Elective Coverage is sometimes opted for by employers and self-employed persons though the method of computing benefits is different from that of employees whose coverage is mandated by the State Plan.
Individuals in family employment not subject to the California Unemployment Insurance Code can also opt for elective coverage at the same rate and benefits as employees covered by the State Plan.
Participating in the State Plan
Employees who participate in the State Plan must accept the benefits provided under the plan and must also pay the necessary costs, unless the employer undertakes to pay all or part of the State Disability Insurance on their behalf.
To be eligible for the program, the employee must have contributed to the State Disability Insurance fund with a payroll deduction through a California employer.
There may be a delay in the start of the benefit if the employer is paying full salary as paid sick leave. When an individual is eligible for a private Short Term and/or Long Term disability insurance the insurer may reduce their benefit by the amount that the individual is receiving from SDI. The state would become the first payer, supplemented by the private disability coverage.
Benefits Of California State Disability Insurance Coverage
- SDI coverage goes with the worker and is not dependent on staying with a particular employer.
- SDI coverage is mandatory for most California workers.
- SDI is non-exclusionary. An eligible worker's coverage cannot be canceled or denied because of health risk factors, pre-existing medical conditions, or hazardous employment.
- SDI may pay up to 52 weeks of benefits with a waiting period of only seven days.
- Payroll deductions for all covered workers are based on the same low contribution rate.

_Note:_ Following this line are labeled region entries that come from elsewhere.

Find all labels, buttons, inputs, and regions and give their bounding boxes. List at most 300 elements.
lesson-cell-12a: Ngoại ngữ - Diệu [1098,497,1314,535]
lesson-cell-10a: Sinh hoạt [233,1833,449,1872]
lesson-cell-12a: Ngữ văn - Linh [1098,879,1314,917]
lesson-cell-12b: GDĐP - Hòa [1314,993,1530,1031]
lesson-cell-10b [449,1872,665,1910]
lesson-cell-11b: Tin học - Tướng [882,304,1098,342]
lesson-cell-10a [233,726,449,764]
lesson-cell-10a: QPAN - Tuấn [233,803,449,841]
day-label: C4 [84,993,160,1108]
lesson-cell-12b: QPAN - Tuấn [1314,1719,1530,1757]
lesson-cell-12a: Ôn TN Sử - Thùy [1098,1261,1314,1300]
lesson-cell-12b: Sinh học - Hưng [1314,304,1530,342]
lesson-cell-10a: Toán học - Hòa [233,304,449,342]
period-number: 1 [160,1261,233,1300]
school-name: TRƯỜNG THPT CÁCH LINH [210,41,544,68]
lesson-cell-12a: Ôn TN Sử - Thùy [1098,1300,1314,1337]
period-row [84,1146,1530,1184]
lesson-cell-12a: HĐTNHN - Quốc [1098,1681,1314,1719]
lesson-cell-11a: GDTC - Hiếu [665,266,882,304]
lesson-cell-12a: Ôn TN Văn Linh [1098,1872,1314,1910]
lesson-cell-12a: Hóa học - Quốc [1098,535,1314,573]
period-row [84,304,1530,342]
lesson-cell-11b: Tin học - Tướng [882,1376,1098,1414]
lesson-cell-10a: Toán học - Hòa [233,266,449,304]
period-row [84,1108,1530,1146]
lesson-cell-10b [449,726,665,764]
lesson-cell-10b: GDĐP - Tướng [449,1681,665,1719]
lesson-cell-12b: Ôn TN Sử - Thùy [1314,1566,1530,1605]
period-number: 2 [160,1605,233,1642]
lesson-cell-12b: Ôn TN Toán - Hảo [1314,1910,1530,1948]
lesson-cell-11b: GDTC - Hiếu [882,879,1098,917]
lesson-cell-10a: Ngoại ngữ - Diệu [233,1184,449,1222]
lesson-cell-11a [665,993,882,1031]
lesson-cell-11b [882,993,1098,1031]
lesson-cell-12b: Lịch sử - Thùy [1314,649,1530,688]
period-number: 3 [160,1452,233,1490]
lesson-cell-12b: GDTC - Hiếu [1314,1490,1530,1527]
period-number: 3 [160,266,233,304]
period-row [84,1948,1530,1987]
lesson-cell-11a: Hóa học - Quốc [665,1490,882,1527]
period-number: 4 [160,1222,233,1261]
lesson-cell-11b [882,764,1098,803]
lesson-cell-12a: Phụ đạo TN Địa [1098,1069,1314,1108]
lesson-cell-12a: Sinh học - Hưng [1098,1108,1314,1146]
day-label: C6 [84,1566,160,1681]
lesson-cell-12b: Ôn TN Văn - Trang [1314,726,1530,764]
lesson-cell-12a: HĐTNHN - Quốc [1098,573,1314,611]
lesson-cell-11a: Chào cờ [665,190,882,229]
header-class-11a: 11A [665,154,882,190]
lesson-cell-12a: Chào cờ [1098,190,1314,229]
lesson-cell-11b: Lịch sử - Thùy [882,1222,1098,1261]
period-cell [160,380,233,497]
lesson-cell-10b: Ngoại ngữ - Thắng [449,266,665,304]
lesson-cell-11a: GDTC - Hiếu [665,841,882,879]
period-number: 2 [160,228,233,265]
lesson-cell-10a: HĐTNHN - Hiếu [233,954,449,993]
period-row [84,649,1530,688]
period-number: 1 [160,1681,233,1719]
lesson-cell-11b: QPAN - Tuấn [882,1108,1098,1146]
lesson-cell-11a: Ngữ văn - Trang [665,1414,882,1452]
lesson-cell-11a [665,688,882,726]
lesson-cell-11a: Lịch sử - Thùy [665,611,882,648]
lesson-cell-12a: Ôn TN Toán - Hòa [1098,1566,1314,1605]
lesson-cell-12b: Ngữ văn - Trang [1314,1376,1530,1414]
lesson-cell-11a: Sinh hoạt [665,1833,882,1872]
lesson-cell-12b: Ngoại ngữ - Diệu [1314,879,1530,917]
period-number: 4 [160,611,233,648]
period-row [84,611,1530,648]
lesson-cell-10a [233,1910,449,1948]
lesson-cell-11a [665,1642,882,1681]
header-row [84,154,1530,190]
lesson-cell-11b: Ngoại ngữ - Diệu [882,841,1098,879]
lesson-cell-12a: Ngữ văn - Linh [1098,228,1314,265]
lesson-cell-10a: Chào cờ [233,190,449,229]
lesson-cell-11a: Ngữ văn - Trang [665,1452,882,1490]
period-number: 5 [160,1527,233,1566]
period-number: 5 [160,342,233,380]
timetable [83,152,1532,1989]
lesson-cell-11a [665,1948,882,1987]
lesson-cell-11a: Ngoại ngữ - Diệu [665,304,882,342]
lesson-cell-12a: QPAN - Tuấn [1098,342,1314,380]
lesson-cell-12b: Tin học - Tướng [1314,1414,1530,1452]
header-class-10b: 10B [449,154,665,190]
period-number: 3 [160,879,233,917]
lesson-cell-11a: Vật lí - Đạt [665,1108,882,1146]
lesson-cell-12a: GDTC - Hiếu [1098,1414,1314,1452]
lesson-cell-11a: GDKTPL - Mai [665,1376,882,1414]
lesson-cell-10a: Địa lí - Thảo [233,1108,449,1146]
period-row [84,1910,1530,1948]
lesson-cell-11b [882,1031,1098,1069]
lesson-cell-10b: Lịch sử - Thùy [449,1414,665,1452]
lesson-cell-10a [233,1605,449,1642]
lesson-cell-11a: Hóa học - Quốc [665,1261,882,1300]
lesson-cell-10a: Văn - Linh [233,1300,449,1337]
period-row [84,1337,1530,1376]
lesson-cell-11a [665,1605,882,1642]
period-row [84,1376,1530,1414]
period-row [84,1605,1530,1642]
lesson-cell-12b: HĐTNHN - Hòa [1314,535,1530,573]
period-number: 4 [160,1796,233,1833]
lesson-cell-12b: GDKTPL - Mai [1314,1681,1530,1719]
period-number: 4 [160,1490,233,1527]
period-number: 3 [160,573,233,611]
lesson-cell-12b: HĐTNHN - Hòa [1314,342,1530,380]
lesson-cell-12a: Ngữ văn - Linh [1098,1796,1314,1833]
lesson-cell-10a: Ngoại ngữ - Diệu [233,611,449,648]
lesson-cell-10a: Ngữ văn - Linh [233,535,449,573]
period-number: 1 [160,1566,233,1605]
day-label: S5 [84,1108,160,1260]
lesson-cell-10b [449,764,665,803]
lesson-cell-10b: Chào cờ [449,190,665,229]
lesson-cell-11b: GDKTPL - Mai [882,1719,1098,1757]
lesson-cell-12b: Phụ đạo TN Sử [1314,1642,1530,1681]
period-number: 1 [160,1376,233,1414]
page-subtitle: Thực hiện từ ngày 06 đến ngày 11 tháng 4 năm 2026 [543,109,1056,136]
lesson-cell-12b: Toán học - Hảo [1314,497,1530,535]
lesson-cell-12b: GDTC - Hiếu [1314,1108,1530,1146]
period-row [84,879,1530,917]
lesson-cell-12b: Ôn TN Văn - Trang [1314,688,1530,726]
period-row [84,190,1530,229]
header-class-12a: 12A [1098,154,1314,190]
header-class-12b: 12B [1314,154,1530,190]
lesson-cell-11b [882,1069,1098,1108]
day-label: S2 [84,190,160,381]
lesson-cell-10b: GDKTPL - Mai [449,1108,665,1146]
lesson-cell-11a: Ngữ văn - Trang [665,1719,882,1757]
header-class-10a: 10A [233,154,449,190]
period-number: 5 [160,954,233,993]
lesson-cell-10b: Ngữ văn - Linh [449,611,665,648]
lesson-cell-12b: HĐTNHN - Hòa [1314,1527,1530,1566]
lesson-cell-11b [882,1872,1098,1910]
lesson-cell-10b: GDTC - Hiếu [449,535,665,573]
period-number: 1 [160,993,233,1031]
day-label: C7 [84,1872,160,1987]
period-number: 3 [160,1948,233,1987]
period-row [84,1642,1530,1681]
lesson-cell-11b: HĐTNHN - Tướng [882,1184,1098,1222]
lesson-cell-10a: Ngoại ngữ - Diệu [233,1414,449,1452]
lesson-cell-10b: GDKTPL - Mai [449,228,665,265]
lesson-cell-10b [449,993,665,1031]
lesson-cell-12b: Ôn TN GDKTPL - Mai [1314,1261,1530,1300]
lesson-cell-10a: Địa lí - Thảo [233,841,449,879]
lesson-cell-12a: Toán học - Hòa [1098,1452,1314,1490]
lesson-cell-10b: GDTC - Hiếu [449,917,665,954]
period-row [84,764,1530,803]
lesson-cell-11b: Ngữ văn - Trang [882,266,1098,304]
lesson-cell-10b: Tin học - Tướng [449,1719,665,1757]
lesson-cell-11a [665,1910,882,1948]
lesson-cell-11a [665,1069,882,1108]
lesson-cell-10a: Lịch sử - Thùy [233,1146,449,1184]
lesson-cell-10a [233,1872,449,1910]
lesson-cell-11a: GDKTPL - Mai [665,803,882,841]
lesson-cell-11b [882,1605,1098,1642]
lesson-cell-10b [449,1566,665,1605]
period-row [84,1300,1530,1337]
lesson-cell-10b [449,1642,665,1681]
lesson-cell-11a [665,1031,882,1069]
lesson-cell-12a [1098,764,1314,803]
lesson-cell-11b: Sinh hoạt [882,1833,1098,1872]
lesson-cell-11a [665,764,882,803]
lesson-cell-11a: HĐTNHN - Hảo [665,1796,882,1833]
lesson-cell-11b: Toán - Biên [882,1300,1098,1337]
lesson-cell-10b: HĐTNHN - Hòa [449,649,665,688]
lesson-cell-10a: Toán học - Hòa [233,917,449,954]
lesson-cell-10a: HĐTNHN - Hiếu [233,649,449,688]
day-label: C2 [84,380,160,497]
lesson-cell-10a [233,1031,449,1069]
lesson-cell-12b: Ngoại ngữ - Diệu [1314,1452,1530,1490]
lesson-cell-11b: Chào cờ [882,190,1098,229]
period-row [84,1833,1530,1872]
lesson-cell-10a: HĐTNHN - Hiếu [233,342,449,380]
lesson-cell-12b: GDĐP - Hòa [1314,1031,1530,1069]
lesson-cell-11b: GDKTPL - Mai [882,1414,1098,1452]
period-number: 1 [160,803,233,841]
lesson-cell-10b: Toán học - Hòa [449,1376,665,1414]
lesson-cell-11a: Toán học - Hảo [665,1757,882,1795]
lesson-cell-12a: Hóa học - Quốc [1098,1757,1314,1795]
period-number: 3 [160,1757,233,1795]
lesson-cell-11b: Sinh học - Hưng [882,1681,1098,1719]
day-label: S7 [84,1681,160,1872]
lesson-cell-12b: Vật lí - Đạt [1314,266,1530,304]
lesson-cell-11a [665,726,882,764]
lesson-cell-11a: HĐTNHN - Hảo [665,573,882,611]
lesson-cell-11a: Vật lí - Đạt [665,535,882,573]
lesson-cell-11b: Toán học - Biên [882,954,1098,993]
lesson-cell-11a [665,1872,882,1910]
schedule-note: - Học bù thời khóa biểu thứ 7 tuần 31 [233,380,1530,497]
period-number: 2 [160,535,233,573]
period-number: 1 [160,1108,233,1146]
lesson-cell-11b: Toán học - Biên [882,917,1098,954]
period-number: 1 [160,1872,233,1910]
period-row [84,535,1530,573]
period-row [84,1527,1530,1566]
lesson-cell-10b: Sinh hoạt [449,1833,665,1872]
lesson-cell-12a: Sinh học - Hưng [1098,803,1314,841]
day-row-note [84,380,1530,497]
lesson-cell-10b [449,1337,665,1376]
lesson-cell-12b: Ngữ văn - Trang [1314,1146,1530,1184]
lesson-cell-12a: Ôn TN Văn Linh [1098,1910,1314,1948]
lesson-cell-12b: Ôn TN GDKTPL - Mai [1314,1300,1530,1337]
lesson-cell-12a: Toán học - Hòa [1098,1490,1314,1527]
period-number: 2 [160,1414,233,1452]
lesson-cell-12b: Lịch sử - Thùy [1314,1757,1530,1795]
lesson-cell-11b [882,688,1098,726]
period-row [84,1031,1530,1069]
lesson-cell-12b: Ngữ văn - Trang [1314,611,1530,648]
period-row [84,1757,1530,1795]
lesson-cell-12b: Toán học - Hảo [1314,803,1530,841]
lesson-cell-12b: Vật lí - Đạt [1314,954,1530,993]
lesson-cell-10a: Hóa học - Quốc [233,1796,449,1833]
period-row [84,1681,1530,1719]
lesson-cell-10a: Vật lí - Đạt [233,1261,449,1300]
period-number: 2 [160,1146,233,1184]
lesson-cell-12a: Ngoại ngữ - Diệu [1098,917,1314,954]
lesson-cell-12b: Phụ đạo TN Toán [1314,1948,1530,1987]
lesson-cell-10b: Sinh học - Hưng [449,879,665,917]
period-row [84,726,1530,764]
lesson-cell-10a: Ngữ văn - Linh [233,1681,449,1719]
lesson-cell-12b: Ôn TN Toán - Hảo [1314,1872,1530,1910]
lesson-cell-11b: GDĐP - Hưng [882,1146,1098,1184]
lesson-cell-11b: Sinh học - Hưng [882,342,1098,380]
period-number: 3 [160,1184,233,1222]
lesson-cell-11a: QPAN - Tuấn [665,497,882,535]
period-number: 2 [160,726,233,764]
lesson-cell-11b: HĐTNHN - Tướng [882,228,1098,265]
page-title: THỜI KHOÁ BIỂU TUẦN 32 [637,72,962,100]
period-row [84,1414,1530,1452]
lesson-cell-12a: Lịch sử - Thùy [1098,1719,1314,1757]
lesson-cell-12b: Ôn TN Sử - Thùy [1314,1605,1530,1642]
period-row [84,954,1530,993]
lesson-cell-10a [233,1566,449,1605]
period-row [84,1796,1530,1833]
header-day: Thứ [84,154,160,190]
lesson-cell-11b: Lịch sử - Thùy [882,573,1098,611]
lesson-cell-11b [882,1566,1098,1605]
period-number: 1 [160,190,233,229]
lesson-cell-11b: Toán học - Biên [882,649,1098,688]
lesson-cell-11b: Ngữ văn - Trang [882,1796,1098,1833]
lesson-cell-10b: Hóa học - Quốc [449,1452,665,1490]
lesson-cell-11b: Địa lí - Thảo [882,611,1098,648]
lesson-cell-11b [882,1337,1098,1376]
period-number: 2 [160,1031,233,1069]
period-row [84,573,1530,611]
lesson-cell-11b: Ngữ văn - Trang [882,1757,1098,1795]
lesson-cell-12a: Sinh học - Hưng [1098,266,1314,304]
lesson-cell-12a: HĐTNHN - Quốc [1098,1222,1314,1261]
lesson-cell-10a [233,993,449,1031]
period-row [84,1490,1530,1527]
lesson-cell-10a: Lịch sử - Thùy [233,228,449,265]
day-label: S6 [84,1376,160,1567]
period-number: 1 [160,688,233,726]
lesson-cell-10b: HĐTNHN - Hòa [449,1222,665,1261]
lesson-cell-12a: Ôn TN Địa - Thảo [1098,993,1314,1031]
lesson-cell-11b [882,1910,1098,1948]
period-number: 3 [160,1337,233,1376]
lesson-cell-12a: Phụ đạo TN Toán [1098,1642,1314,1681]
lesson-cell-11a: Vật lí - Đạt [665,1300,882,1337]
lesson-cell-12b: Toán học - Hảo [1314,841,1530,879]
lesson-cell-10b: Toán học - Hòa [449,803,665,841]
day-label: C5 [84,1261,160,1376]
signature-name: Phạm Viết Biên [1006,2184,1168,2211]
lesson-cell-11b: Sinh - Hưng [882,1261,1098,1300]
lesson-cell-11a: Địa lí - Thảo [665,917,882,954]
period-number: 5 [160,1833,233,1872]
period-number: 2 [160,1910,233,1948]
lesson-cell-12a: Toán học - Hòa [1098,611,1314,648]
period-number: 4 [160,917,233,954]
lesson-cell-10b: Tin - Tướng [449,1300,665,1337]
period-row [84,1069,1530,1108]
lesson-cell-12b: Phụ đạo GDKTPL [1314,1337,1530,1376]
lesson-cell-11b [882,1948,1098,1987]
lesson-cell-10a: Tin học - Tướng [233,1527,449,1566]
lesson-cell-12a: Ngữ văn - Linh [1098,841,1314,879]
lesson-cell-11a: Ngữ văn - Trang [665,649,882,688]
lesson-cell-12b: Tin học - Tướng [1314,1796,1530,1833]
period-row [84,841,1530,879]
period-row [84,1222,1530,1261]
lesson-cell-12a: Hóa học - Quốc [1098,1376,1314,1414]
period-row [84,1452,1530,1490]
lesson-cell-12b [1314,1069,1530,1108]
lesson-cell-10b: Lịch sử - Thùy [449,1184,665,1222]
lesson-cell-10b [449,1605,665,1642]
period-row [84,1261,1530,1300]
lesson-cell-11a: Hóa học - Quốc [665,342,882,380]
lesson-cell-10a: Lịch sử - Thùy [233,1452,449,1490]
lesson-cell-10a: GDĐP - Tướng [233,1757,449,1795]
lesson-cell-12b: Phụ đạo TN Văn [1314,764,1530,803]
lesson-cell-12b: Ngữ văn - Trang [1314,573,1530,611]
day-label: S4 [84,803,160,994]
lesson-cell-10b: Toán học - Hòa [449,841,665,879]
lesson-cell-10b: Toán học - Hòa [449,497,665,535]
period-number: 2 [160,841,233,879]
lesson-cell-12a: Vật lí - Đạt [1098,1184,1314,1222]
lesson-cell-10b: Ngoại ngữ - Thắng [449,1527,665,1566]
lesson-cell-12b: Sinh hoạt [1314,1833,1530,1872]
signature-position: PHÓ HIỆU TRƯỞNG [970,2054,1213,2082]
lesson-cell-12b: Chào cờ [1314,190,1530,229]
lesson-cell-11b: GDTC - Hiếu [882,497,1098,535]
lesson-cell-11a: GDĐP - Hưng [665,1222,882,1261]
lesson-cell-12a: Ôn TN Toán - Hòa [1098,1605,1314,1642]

The State Plan provides a tax-free replacement of income of 55% of an employee's average weekly pay with the benefits paid biweekly. Benefit entitlement starts on the eighth consecutive day of disability continuing up to 52 weeks while the claimant remains disabled.
California SDI is short term disability coverage. Sometimes disabilities can continue for over 1 year or be permanent. For these types of disabilities we have long term disability insurance. This provides a very important protection for people when an injury prevents one from working for a lifetime.